A disc of radius $R$ rolls without slipping on a horizontal surface with velocity $v_0$ as shown in figure. Match the entries of List-I with those of List-II. [FIGURE]

List-I: (P) Acceleration of point is zero (Q) Acceleration of point is $\frac{v_0^2}{R}$ (R) Radius of curvature of the path of point is $2\sqrt{2}R$ at given instant (S) Radius of curvature of the path of point is $4R$ at given instant

List-II: (1) Point A (2) Point B (3) Point C (4) Point D (5) Point O

• A. (P)-(5), (Q)-(1), (2), (3), (4), (R)-(2), (4), (S)-(3)
• B. (P)-(5), (Q)-(1), (R)-(2), (S)-(3)
• C. (P)-(1), (Q)-(5), (R)-(2), (S)-(3)
• D. (P)-(5), (Q)-(1), (2), (3), (4), (R)-(2), (S)-(3)

Answer 1

Answer: (A)

(P)-(5), (Q)-(1), (2), (3), (4), (R)-(2), (4), (S)-(3)

Answer 2

For a disc rolling without slipping, the velocity of the center $v_c = v_0$ and angular velocity $\omega = v_0/R$. Assuming constant $v_0$, angular acceleration $\alpha = 0$.

Velocities:

• Point O (center): $v_O = v_0$ (horizontal)
• Point A (bottom): $v_A = 0$
• Point B (left): $v_B = \sqrt{v_0^2 + (-v_0)^2} = \sqrt{2}v_0$
• Point C (top): $v_C = v_0 + \omega R = v_0 + v_0 = 2v_0$ (horizontal)
• Point D (right): $v_D = \sqrt{v_0^2 + v_0^2} = \sqrt{2}v_0$

Accelerations: The acceleration of any point P on the rim relative to the center is centripetal: $a_{P/O} = \omega^2 R = (v_0/R)^2 R = v_0^2/R$. The acceleration of the center is zero.

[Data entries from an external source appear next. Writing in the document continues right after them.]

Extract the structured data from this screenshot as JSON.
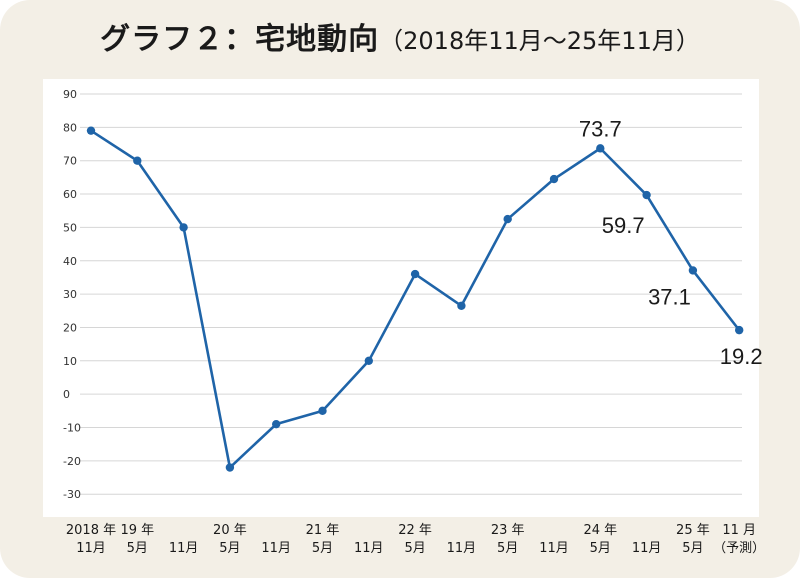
{
  "title": {
    "main": "グラフ２：宅地動向",
    "sub": "（2018年11月～25年11月）"
  },
  "chart_data": {
    "type": "line",
    "title": "グラフ２：宅地動向",
    "subtitle": "（2018年11月～25年11月）",
    "xlabel": "",
    "ylabel": "",
    "ylim": [
      -30,
      90
    ],
    "yticks": [
      90,
      80,
      70,
      60,
      50,
      40,
      30,
      20,
      10,
      0,
      -10,
      -20,
      -30
    ],
    "grid": true,
    "x": [
      [
        "2018 年",
        "11月"
      ],
      [
        "19 年",
        "5月"
      ],
      [
        "",
        "11月"
      ],
      [
        "20 年",
        "5月"
      ],
      [
        "",
        "11月"
      ],
      [
        "21 年",
        "5月"
      ],
      [
        "",
        "11月"
      ],
      [
        "22 年",
        "5月"
      ],
      [
        "",
        "11月"
      ],
      [
        "23 年",
        "5月"
      ],
      [
        "",
        "11月"
      ],
      [
        "24 年",
        "5月"
      ],
      [
        "",
        "11月"
      ],
      [
        "25 年",
        "5月"
      ],
      [
        "11 月",
        "（予測）"
      ]
    ],
    "series": [
      {
        "values": [
          79,
          70,
          50,
          -22,
          -9,
          -5,
          10,
          36,
          26.5,
          52.5,
          64.5,
          73.7,
          59.7,
          37.1,
          19.2
        ],
        "color": "#1f64a8"
      }
    ],
    "data_labels": [
      {
        "index": 11,
        "text": "73.7"
      },
      {
        "index": 12,
        "text": "59.7"
      },
      {
        "index": 13,
        "text": "37.1"
      },
      {
        "index": 14,
        "text": "19.2"
      }
    ]
  }
}
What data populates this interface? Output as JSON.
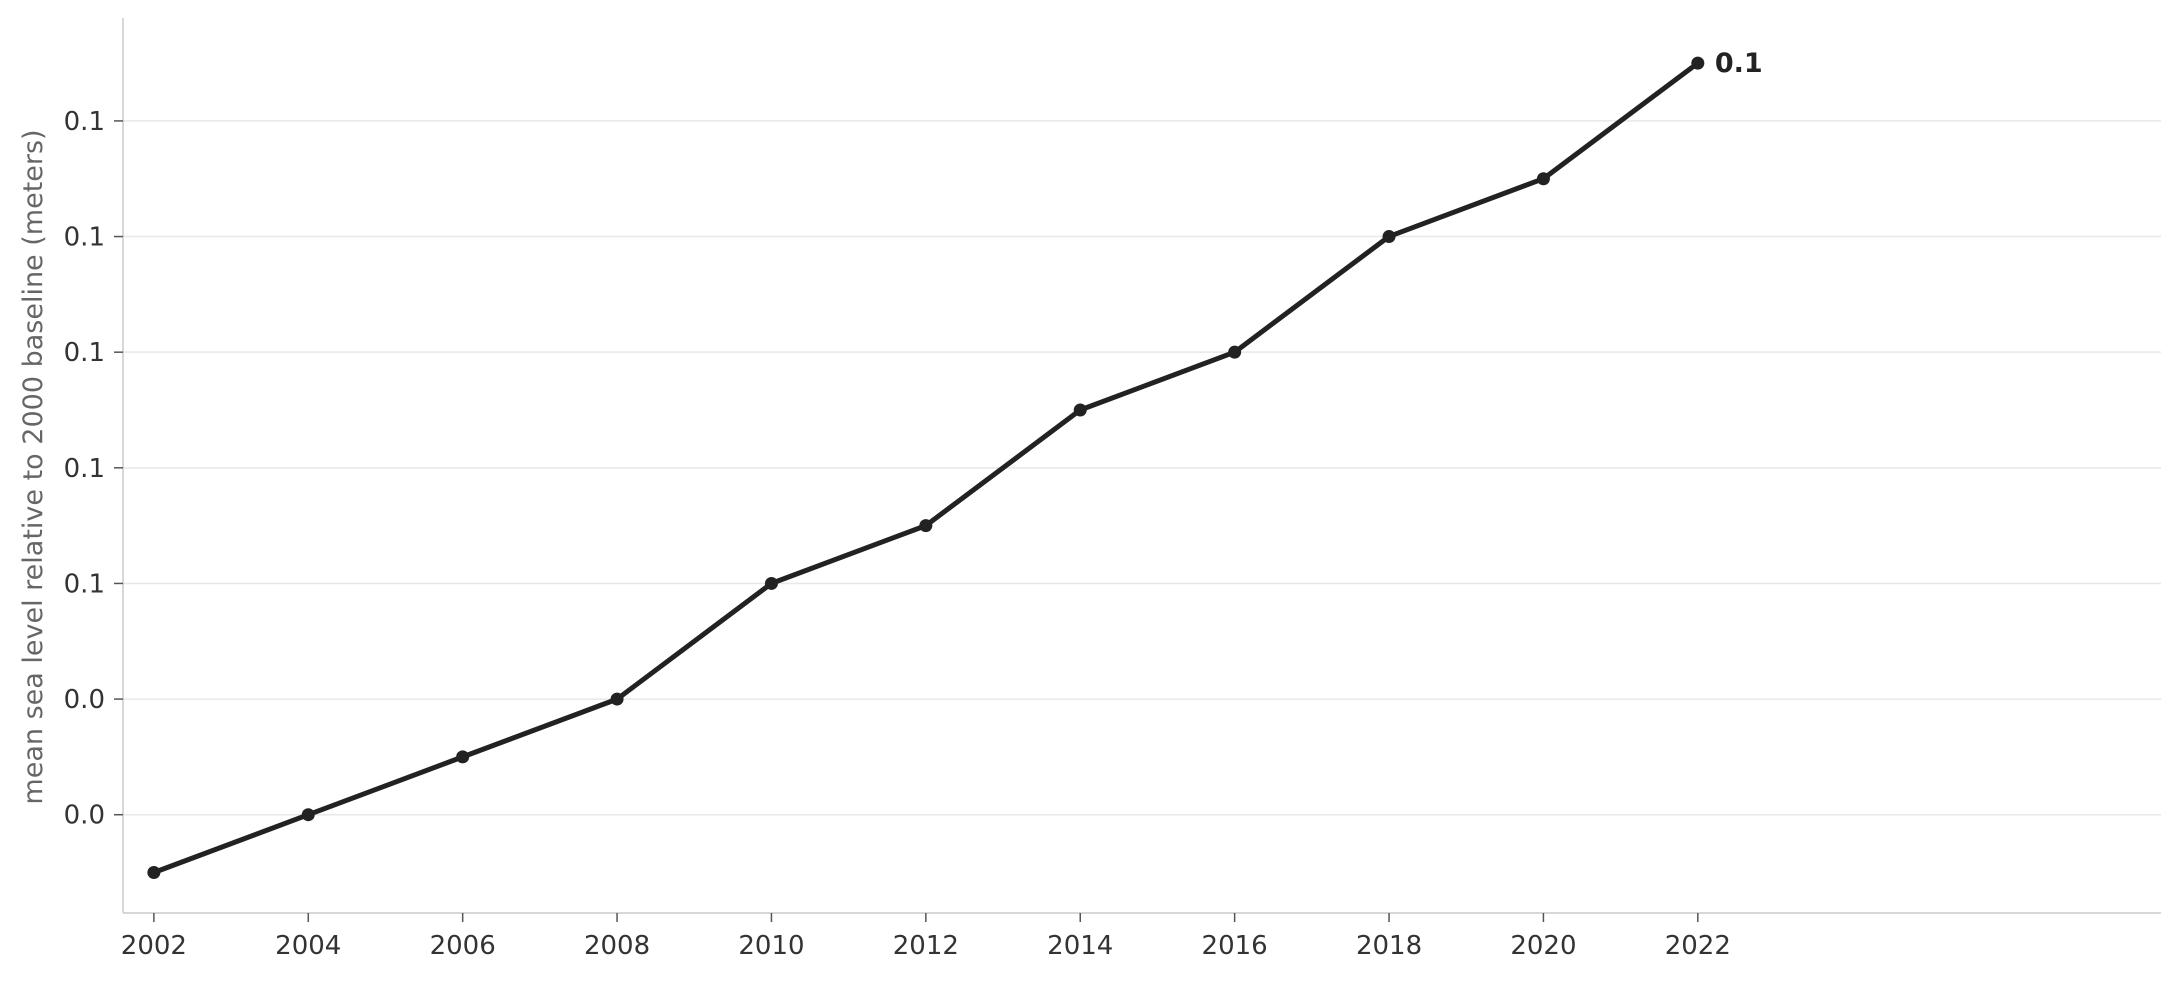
{
  "chart_data": {
    "type": "line",
    "title": "",
    "xlabel": "",
    "ylabel": "mean sea level relative to 2000 baseline (meters)",
    "x": [
      2002,
      2004,
      2006,
      2008,
      2010,
      2012,
      2014,
      2016,
      2018,
      2020,
      2022
    ],
    "series": [
      {
        "values": [
          0.035,
          0.04,
          0.045,
          0.05,
          0.06,
          0.065,
          0.075,
          0.08,
          0.09,
          0.095,
          0.105
        ]
      }
    ],
    "x_ticks": [
      "2002",
      "2004",
      "2006",
      "2008",
      "2010",
      "2012",
      "2014",
      "2016",
      "2018",
      "2020",
      "2022"
    ],
    "y_ticks": [
      {
        "value": 0.04,
        "label": "0.0"
      },
      {
        "value": 0.05,
        "label": "0.0"
      },
      {
        "value": 0.06,
        "label": "0.1"
      },
      {
        "value": 0.07,
        "label": "0.1"
      },
      {
        "value": 0.08,
        "label": "0.1"
      },
      {
        "value": 0.09,
        "label": "0.1"
      },
      {
        "value": 0.1,
        "label": "0.1"
      }
    ],
    "xlim": [
      2001.6,
      2028
    ],
    "ylim": [
      0.0315,
      0.1089
    ],
    "grid": "horizontal",
    "end_label": "0.1",
    "colors": {
      "line": "#222222",
      "grid": "#e8e8e8",
      "axis": "#cccccc"
    }
  }
}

• Point O: $a_O = 0$ (constant velocity)
• Point A: $a_A = a_{A/O}$ (upwards) $= v_0^2/R$
• Point B: $a_B = a_{B/O}$ (rightwards) $= v_0^2/R$
• Point C: $a_C = a_{C/O}$ (downwards) $= v_0^2/R$
• Point D: $a_D = a_{D/O}$ (leftwards) $= v_0^2/R$

Radius of Curvature of Cycloid: The path of a point on the rim is a cycloid. The radius of curvature $\rho$ is given by $\rho = 4R \sin(\theta/2)$, where $\theta$ is the angle of rotation from the lowest point.

• Point A (lowest): $\theta = 0 \implies \rho = 4R \sin(0) = 0$.
• Point D (rightmost): $\theta = \pi/2 \implies \rho = 4R \sin(\pi/4) = 4R(1/\sqrt{2}) = 2\sqrt{2}R$.
• Point C (topmost): $\theta = \pi \implies \rho = 4R \sin(\pi/2) = 4R$.
• Point B (leftmost): $\theta = 3\pi/2 \implies \rho = 4R \sin(3\pi/4) = 4R(1/\sqrt{2}) = 2\sqrt{2}R$.

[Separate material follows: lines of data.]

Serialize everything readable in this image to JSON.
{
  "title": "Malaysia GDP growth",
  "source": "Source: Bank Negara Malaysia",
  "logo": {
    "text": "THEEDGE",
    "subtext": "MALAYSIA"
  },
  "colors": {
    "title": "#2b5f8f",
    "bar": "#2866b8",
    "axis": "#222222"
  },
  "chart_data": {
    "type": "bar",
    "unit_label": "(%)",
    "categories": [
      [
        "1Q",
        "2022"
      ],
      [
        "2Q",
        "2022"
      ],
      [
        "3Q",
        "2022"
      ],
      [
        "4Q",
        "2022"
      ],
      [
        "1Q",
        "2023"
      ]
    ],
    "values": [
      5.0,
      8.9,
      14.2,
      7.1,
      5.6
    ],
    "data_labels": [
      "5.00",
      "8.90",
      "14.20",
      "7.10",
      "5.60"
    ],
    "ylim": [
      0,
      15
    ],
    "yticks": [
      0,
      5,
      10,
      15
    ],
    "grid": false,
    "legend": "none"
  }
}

Matching: (P) Acceleration of point is zero: Point O (5). (Q) Acceleration of point is $\frac{v_0^2}{R}$: Points A (1), B (2), C (3), D (4). (R) Radius of curvature is $2\sqrt{2}R$: Points B (2), D (4). (S) Radius of curvature is $4R$: Point C (3).